The first public acknowledgment of this month's unrest came Tuesday, when a health official told reporters in Beijing that "the problem the public has recently raised is primarily not about epidemic control itself but is focused on measures being simplified, intensified and rigidly uniform." The government also announced a plan to accelerate vaccinations for people 60 and older, and urged local officials to redouble efforts and use big data to track down those in need of shots.

Yet critics fear that arbitrary and excessive measures are a feature rather than a bug of the policy, even as it begins to be modified. The vast amounts of power handed to low-level officials tasked with enforcing lockdowns has drawn comparisons to the era of Mao, when the party was involved in every aspect of everyday life. Detailed instructions written by law students have circulated online telling residents how to use Chinese laws to combat neighborhood authorities who want them to stay at home.

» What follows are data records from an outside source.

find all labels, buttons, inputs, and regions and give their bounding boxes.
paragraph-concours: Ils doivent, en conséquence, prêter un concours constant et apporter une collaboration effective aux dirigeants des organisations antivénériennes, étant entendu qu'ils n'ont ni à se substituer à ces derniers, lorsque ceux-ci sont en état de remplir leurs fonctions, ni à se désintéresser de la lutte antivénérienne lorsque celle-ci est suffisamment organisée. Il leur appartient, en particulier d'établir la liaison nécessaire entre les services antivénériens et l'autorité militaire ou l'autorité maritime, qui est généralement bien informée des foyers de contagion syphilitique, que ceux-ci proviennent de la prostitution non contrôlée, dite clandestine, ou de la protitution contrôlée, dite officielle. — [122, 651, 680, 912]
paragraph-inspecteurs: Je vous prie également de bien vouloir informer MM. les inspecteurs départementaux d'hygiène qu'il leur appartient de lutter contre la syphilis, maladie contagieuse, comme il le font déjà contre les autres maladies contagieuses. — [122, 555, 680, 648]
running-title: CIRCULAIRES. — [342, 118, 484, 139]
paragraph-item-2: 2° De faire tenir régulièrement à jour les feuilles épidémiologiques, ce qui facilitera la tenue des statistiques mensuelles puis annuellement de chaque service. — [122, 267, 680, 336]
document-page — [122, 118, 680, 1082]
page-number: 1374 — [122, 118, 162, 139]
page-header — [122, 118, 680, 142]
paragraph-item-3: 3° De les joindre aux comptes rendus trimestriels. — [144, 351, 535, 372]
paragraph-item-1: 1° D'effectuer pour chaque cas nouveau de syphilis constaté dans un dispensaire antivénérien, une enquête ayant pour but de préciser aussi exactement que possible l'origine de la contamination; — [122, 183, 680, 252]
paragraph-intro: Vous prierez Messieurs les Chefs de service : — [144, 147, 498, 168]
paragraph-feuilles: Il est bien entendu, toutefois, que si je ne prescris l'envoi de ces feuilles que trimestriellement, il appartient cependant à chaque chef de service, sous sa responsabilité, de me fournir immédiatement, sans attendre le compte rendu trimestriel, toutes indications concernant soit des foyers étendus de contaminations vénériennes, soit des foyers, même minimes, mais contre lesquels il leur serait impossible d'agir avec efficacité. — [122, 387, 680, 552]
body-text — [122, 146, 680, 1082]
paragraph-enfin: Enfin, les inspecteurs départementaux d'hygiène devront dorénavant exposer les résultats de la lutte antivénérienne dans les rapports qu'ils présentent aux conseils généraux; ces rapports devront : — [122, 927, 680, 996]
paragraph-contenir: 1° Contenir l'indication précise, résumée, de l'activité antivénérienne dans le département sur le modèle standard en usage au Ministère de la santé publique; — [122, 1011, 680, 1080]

Nationalist commentators, many of whom claim to speak for the masses, are struggling to respond to the outpouring of anger. Some were confronted over their vague insinuations about foreign agitators. One widely shared article blaming "evildoers in the crowd" sparked so much mockery that the author deleted it.

Ming Jinwei, a former editor at state-run Xinhua News Agency turned political blogger, wrote on WeChat that while not everyone with complaints was a foreign agent, the threat of "hostile foreign forces" remains very real and present. Alongside American intelligence agencies and human rights groups, he listed Chinese people who are "spiritually American" or Western media as examples.

"Whenever there is misfortune or tragedy in China, they will attack and fan the flames," he wrote on Monday.

Chinese officials often raise similar points. A meeting of the party's top law enforcement body on Tuesday urged a "resolute crackdown on infiltration and sabotage activities by hostile forces."

Questioned about the detention of a BBC journalist in Shanghai during the protests, Chinese Foreign Ministry spokesman Zhao Lijian responded, "How come the BBC is always involved in troubles at the scene? This is a question that requires some serious thinking."